Should they still pay??

Discussion in 'Starting a Lawn Care Business' started by Ives Landscaping, Jul 20, 2011.

  1. Stillwater

    Stillwater LawnSite Platinum Member
    Posts: 4,800

    My personal opinion is most wall/failure/repair requirements and assessments can be made without lifting a shovel....
     
  2. vencops

    vencops LawnSite Bronze Member
    from NC
    Posts: 1,537

    Who's responsible for the integrity of the subgrade?

    That'll decide who's responsible for paying for the repair.

    One thing that I always did (writing construction subcontracts) is make each subcontractor accept the condition of the work he was placing his over/on, before beginning their scope. An example of this would be a painter accepting (or not) the GWB sub's walls....or, a flooring subcontractor accepting (or not) the flooring surface (i.e. concrete slab).

    A retaining wall is a structure, and it requires adequately compacted soils for its' foundation. So, did you compact the soil? Did someone else? In my state, a retaining wall (most times) requires a structural engineer's stamp. It's no small endeavor.

    Need more info.
     
  3. Ives Landscaping

    Ives Landscaping LawnSite Member
    Posts: 4




    All is good now!! They were just fussing more or less. And for the record.... I bid fixing the wall at $2200. When all said and done the bill would have been $3375. I lost out over a thousand on it. But I sent them a bill for the origional bid.
     
  4. MarkintheGarden

    MarkintheGarden LawnSite Bronze Member
    Posts: 1,067

    Next time get the potential for extra work due to unforeseen situation down in writing.

    All estimates should be written up as an estimate, within twenty percent of amount estimated, that would have got you $440.00 more dollars. If you are giving an exact price call it a quote, and the invoice will be exact to the quote.

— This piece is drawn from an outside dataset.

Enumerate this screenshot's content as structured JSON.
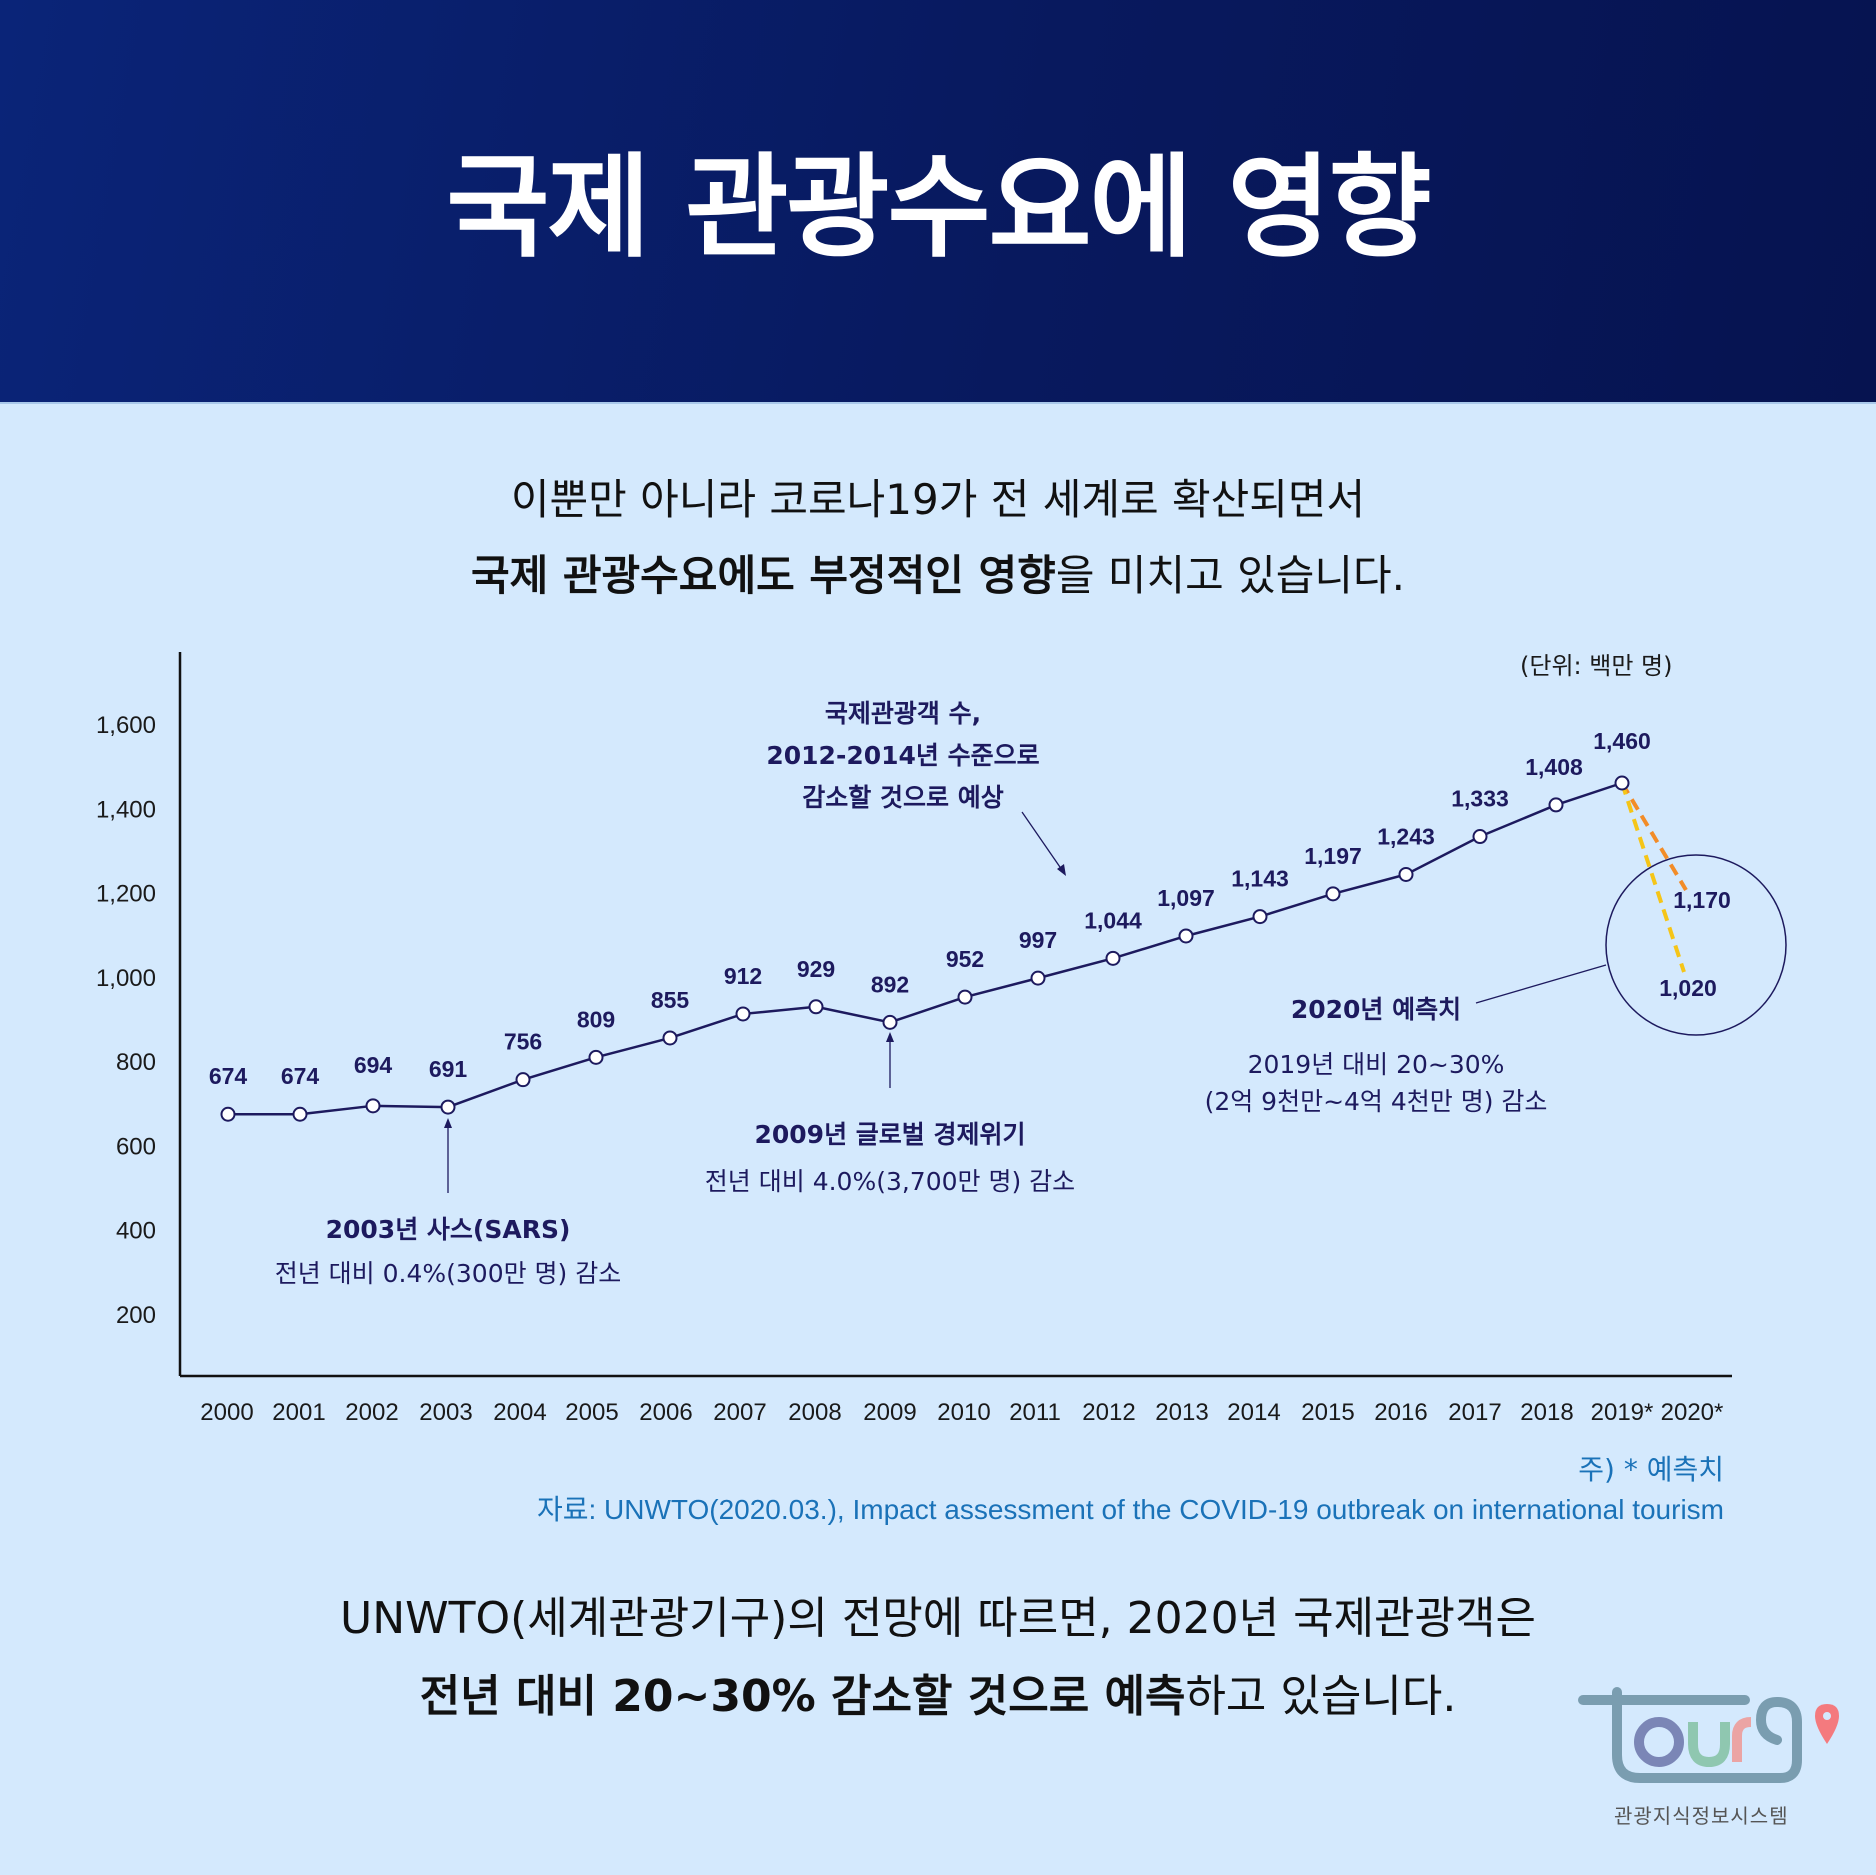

    It was a hard lesson, but they always pay off down the long road.

    Best luck!
     
  5. AGLandscape

    AGLandscape LawnSite Member
    Posts: 3

    Why did you need a tractor to do a retaining wall repair??
    I see that you got everything sorted out, but if you knew the wall would fall, wouldn't it have been professional courtisy to refuse the job based on the fact that you knew it was structurally unsound? Even if your client insisted, who's the professional here? Do they do landscaping? Probably not if they had you come do it for them. When you gave the client a bid for the job, did you include the 'what if' factor? Since you explained that you knew the wall wasn't up to parr, didn't you include the possibility of the costs to repair the wall? I'm not judging you or your business smarts, and I see that you have been in business for a while, but this looks like a rookie mistake.
    Back on subject, I don't think the client should have to pay you extra on top of the first origional bid because, though it was an accident, it was carelessness on your part. the wall wasn't sturdy and you insisted to the client that the wall was not sturdy, but did the work anyways. Looks to me like you set yourself up for the extra expenses.
     
  6. AGLandscape

    AGLandscape LawnSite Member
    Posts: 3

    Please disregard the above post, he doesn't know what he's talking about.